I'm with Jason on not being a fan of mounting flywheels or any other relatively large diameter component on a mandrel. Not only do you risk chatter but the constant tiny vibrations produced when machining can work the thing on until its really tight making it hard to remove without risk of breaking.
Although cast iron has high damping its inherently granular so the cutting forces aren't smooth. If you have something that machines nicely with a continuous chip the steady force tends to screw the component on tighter.
For parallel mandrels there seems to be a fine balance between tight enough to hold yet not so tight that it can work on hard. There is a reason why the professionals make them with a very fine taper.
A few cycles of gentle warming and cooling over a few cycles can release such stuck components. Best if you can arrange something to apply a little push or pull force in the right direction. Don't get rush-headed. Even if it takes as long to get the bits unstuck as it did to get them jammed in the first place you are still ahead.

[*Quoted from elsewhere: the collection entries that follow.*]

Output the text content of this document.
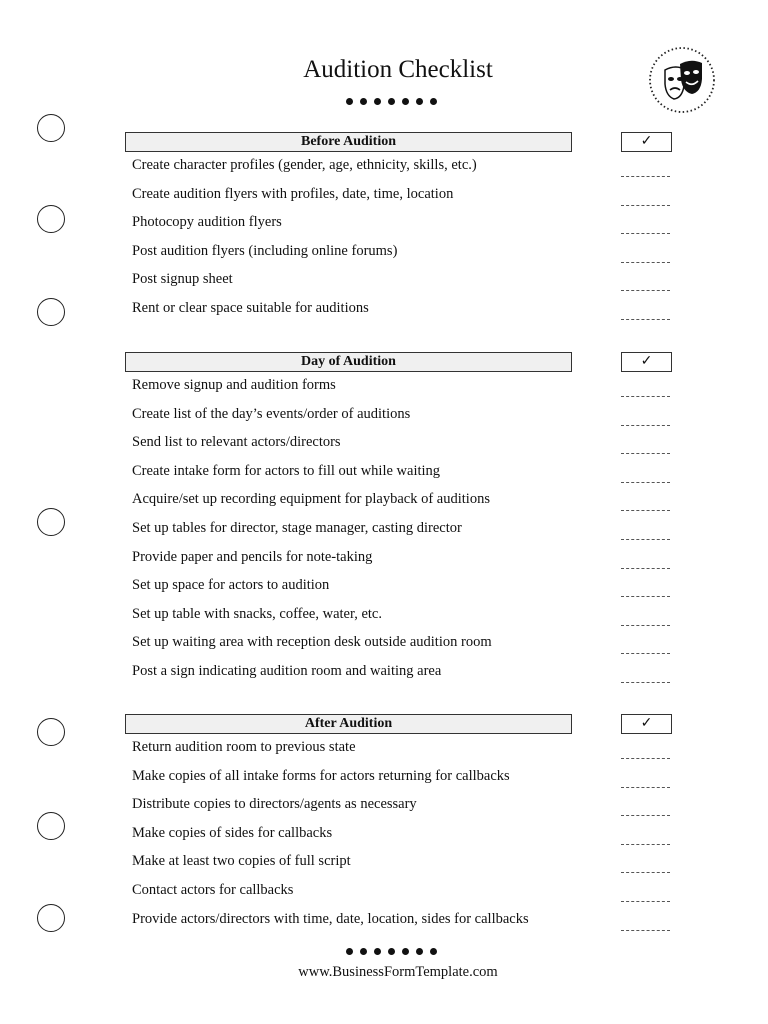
Audition Checklist
Before Audition	✓
Create character profiles (gender, age, ethnicity, skills, etc.)
Create audition flyers with profiles, date, time, location
Photocopy audition flyers
Post audition flyers (including online forums)
Post signup sheet
Rent or clear space suitable for auditions
Day of Audition	✓
Remove signup and audition forms
Create list of the day’s events/order of auditions
Send list to relevant actors/directors
Create intake form for actors to fill out while waiting
Acquire/set up recording equipment for playback of auditions
Set up tables for director, stage manager, casting director
Provide paper and pencils for note-taking
Set up space for actors to audition
Set up table with snacks, coffee, water, etc.
Set up waiting area with reception desk outside audition room
Post a sign indicating audition room and waiting area
After Audition	✓
Return audition room to previous state
Make copies of all intake forms for actors returning for callbacks
Distribute copies to directors/agents as necessary
Make copies of sides for callbacks
Make at least two copies of full script
Contact actors for callbacks
Provide actors/directors with time, date, location, sides for callbacks
www.BusinessFormTemplate.com
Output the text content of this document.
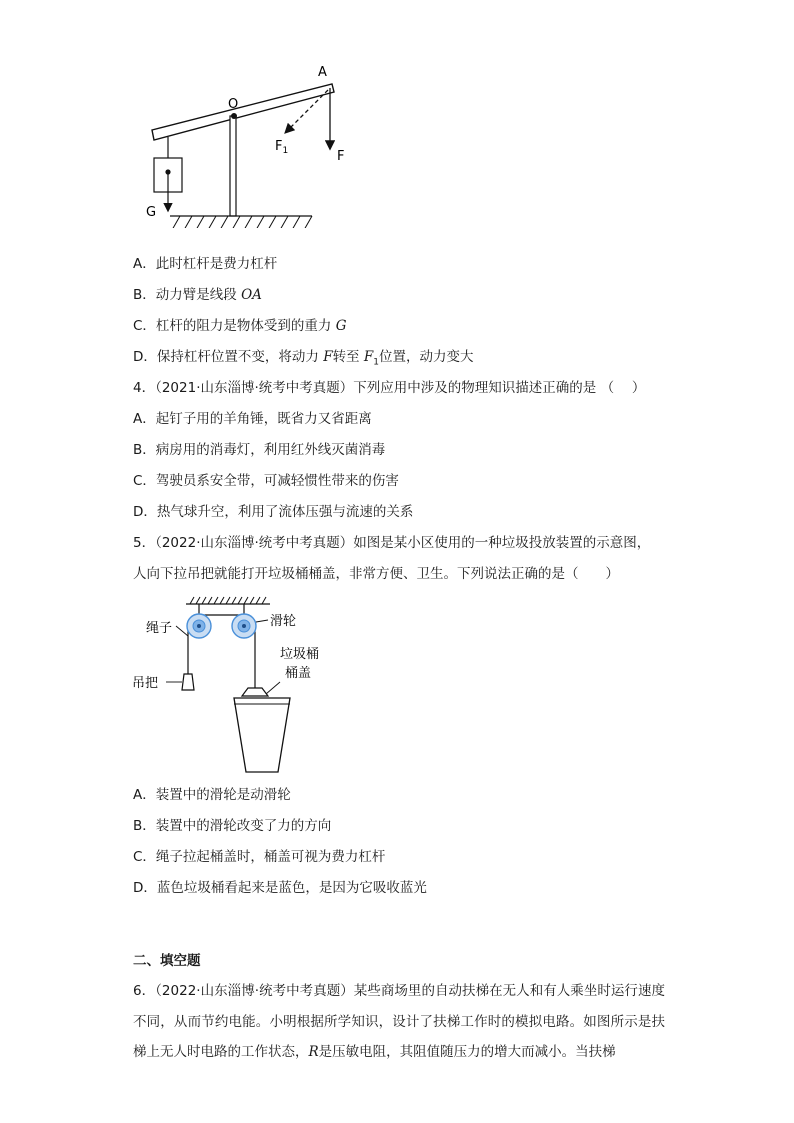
A
O
$F_1$	F
G
A．此时杠杆是费力杠杆
B．动力臂是线段 OA
C．杠杆的阻力是物体受到的重力 G
D．保持杠杆位置不变，将动力 F转至 $F_1$位置，动力变大
4．（2021·山东淄博·统考中考真题）下列应用中涉及的物理知识描述正确的是 （　 ）
A．起钉子用的羊角锤，既省力又省距离
B．病房用的消毒灯，利用红外线灭菌消毒
C．驾驶员系安全带，可减轻惯性带来的伤害
D．热气球升空，利用了流体压强与流速的关系
5．（2022·山东淄博·统考中考真题）如图是某小区使用的一种垃圾投放装置的示意图，
人向下拉吊把就能打开垃圾桶桶盖，非常方便、卫生。下列说法正确的是（　　）
绳子	滑轮
吊把
垃圾桶
桶盖
A．装置中的滑轮是动滑轮
B．装置中的滑轮改变了力的方向
C．绳子拉起桶盖时，桶盖可视为费力杠杆
D．蓝色垃圾桶看起来是蓝色，是因为它吸收蓝光
二、填空题
6．（2022·山东淄博·统考中考真题）某些商场里的自动扶梯在无人和有人乘坐时运行速度不同，从而节约电能。小明根据所学知识，设计了扶梯工作时的模拟电路。如图所示是扶梯上无人时电路的工作状态，R是压敏电阻，其阻值随压力的增大而减小。当扶梯
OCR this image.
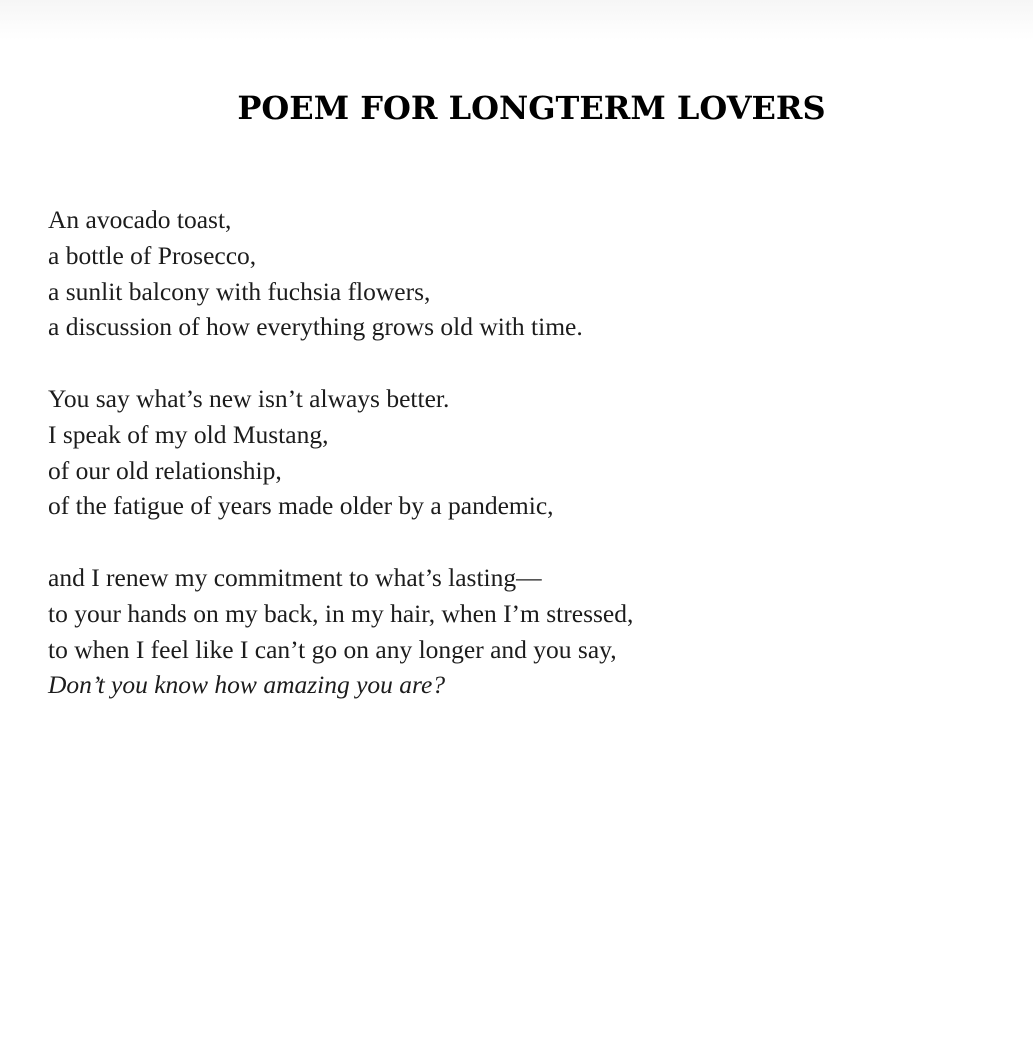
POEM FOR LONGTERM LOVERS
An avocado toast,
a bottle of Prosecco,
a sunlit balcony with fuchsia flowers,
a discussion of how everything grows old with time.
You say what’s new isn’t always better.
I speak of my old Mustang,
of our old relationship,
of the fatigue of years made older by a pandemic,
and I renew my commitment to what’s lasting—
to your hands on my back, in my hair, when I’m stressed,
to when I feel like I can’t go on any longer and you say,
Don’t you know how amazing you are?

I prefer to use a spindle collet and faceplate set-up for such things. Nice sliding, shake free, fit mandrel in the spindle collet to align the part. Strap it to the faceplate to hold it for machining. Aligning things on face plates is well off the bottom of my "liked jobs" list. Most especially if I have more than one the same.
But, having spent far too many £ over far too many years, I have the gear.
Assuming a morse taper in the spindle a blank end arbor turned to size or sleeved up as appropriate is as effective as a mandrel and collet.
Considerably more wallet friendly than my full sets of imperial (by 1/64 ths) and metric (by 0.5 mm) 5C collets too.
A blank arbor or two of appropriate sizes immediately to hand for modification into semi-sacrificial tooling is an essential part of any normally impecunious Model Engineer or Home Workshop persons toolkit. Building up to size with weld or sticking bits on when its gotten too small is perfectly acceptable!